Yesterday, the shops remained barricaded, the refugees already gone, taken by the military to a safe camp about 30 kilometres further north along the narrow coastal road which cuts through the damp mangrove flats. Along this highway there are many burnt-out houses and many twisted tales of revenge. The army is now in control but a few hundred metres inland the road blocks begin, gangs of jumpy youths patrolling the deserted ruins.

"May we pass, may we pass," we ask over and over again, handing cigarettes through the window. "Do not get down, do not take photos," our Dayak guide says. We do not know who these people are. We do not know if they are angry. Outside the remaining homes sit offerings of yellow rice and chicken blood to protect the survivors from harm.

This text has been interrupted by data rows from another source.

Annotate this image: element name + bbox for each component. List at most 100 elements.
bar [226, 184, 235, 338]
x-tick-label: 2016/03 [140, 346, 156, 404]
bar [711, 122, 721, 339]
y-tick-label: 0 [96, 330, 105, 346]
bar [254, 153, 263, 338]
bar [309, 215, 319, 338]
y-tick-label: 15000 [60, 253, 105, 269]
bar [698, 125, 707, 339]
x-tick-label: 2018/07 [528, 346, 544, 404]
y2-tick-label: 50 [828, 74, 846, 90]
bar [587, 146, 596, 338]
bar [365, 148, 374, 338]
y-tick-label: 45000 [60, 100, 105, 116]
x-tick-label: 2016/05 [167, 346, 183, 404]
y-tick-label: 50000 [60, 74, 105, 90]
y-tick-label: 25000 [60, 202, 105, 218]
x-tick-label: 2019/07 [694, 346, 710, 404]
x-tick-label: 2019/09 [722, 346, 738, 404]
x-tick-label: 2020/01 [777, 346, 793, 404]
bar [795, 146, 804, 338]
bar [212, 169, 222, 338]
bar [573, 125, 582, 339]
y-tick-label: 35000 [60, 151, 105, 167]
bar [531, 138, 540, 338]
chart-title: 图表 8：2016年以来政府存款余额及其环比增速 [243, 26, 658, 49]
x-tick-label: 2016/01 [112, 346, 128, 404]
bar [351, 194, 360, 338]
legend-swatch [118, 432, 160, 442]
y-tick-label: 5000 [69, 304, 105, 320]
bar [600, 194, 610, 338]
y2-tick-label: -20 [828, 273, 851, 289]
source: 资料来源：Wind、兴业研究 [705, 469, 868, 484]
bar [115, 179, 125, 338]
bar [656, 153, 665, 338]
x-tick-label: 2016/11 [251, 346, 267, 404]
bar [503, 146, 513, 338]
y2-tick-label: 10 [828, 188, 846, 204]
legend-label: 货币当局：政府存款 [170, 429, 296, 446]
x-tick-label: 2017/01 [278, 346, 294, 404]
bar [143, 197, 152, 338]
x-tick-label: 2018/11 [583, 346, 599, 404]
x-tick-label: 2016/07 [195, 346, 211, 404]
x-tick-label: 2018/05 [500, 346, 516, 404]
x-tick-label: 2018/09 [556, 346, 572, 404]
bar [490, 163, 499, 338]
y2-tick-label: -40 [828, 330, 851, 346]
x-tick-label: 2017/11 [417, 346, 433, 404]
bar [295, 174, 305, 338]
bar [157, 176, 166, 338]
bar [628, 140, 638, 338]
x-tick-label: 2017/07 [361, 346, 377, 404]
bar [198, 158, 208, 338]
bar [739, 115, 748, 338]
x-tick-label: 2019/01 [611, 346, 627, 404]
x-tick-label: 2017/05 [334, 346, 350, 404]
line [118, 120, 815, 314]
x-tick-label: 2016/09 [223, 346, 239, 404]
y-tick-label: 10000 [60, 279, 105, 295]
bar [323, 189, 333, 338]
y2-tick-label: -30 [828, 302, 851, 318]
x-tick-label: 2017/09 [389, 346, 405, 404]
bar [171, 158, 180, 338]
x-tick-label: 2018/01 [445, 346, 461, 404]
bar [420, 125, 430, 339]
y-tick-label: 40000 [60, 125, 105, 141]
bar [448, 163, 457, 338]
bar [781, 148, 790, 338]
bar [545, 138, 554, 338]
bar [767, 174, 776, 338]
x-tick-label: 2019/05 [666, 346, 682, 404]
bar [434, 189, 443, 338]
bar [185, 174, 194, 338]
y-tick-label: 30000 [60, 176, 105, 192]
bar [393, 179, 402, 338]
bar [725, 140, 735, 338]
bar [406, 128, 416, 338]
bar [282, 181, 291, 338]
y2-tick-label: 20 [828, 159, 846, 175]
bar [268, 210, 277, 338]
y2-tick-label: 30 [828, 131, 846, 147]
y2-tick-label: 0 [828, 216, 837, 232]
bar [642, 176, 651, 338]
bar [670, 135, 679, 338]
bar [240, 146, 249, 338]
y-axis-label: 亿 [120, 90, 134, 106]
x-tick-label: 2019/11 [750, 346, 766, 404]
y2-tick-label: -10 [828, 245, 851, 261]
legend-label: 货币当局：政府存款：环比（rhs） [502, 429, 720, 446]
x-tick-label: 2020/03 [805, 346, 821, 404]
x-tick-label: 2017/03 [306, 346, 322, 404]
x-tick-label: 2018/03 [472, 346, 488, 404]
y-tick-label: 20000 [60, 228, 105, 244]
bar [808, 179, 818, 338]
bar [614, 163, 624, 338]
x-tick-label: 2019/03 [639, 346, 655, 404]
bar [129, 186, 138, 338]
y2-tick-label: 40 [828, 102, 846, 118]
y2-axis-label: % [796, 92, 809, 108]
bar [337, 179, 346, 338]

Lolong, our driver, says he has prayed and gathered up yellow rice for his pockets to keep us safe.

These young men on the road say they are "Melayu", not Madurans. They are not targets, but they are scared. They have painted "Melayu" across their homes. Some are damaged, but none burnt down.

Many migrant groups, both Christian and Muslim, Chinese and Malay, have come to the forest of Kalimantan to trade, to mine gold and to work on the plantations and roads. But it is the indigenous Dayaks and the Madurans, from eastern Indonesia, who have reached this bloody impasse.

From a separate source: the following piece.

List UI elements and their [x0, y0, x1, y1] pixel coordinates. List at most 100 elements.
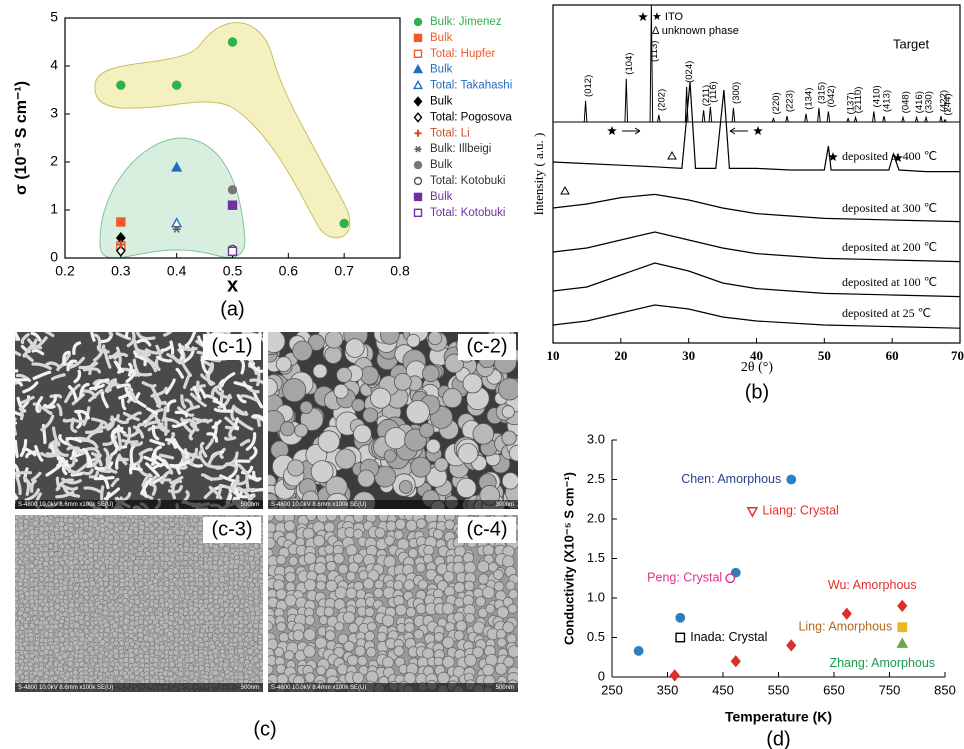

In minutes of snatched conversation the young men tell us that the war party came with boys to do the burning, some as young as 12, armed with traditional knives and bows and arrows, their foreheads marked with soot. They do not want us to stop. Some say the attackers were spirits, raised from the dead. Other talk of magic Dayaks who would not die, their blood unable to be shed with the blow of a curved knife.

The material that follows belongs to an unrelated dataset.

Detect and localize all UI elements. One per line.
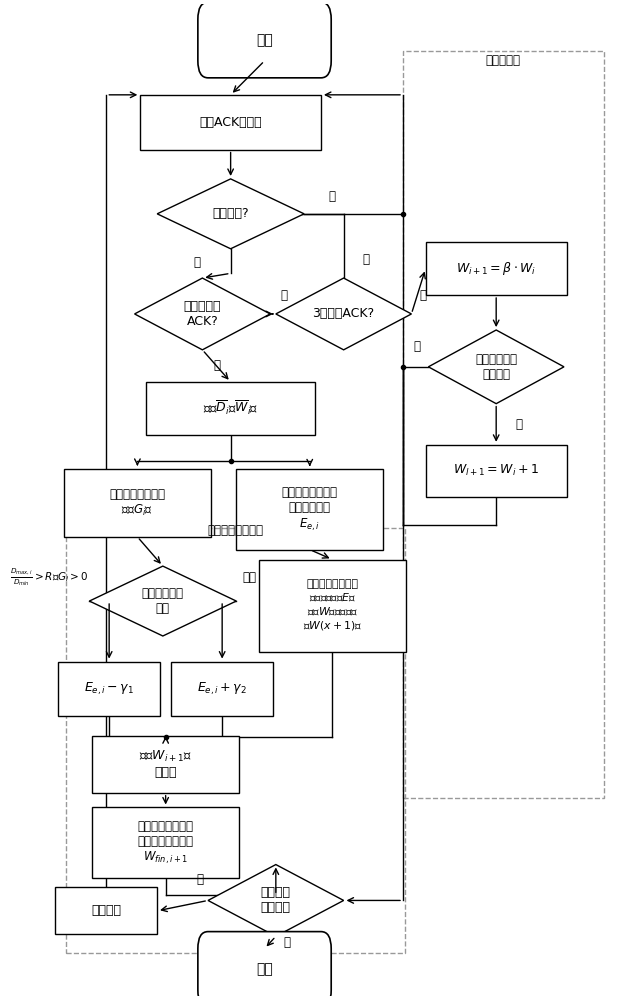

The war is, says a Dayak priest, a matter of culture. The Madurans, he says, are hot-tempered, frequently armed, and believe a crime must be avenged with blood. The Dayaks, he says, believe that an offence against an individual is a crime against the tribe and must be "paid back". So overwhelming are the blood debts of the three months of fighting that it is difficult to imagine how the war can be stopped.

"For the Dayaks, killing is something unusual," says a Government official of Dayak descent. "If you go into a Dayak's house you must leave your weapon outside, but if you insist on bringing it in you must be punished under their laws.

"What I really worry about is the Dayaks believe that they must destroy everything of their enemy - their people, their homes and even their trees. It has to be total destruction, there is no compromise.

"The Dayaks have a motto: You pay blood with blood, you pay life with life."

This may be true. But it is also a matter of politics and policy.

This is a scene the Indonesian Government does not want us to see. Journalists have been ordered not to travel here and local newspapers have been directed not to publish pictures and descriptions of the carnage. There is no official death toll, just a range of wild guesses mounting into the thousands.

Rapid economic development and Government programs to relocate millions of Muslim farmers from densely populated islands like Madura and Java to the remote forests of the indigenous tribes have created explosive rifts in many of the outer islands.

Economic policies at a national level have had little regard for the impact on people's lives of crop monopolies, forced evictions for development programs, entrenched corruption and a lack of Government accountability.

Kalimantan is rich in gold, coal and palm oil, rubber and timber plantations, most of which are owned by outsiders and run by migrant workers. Only one regional head in the whole of West Kalimantan is Dayak, and in some majority Dayak towns the Madurans are in control.

"I warned the Government that something like this would happen," says an official.

"I believe we need to adjust development policy. In reality policies don't support the Dayaks. The Government says they should go to school but a school in a Dayak area might have only two teachers for six classes. This is because the teachers are Muslims and don't like living near the Dayaks, who eat pork and keep dogs.

"So the effect is the Dayaks' human resources are very low and they don't have the qualifications to compete."

It is then, he says, that the Dayaks revert to their own laws: harsh, bloody and uncompromising.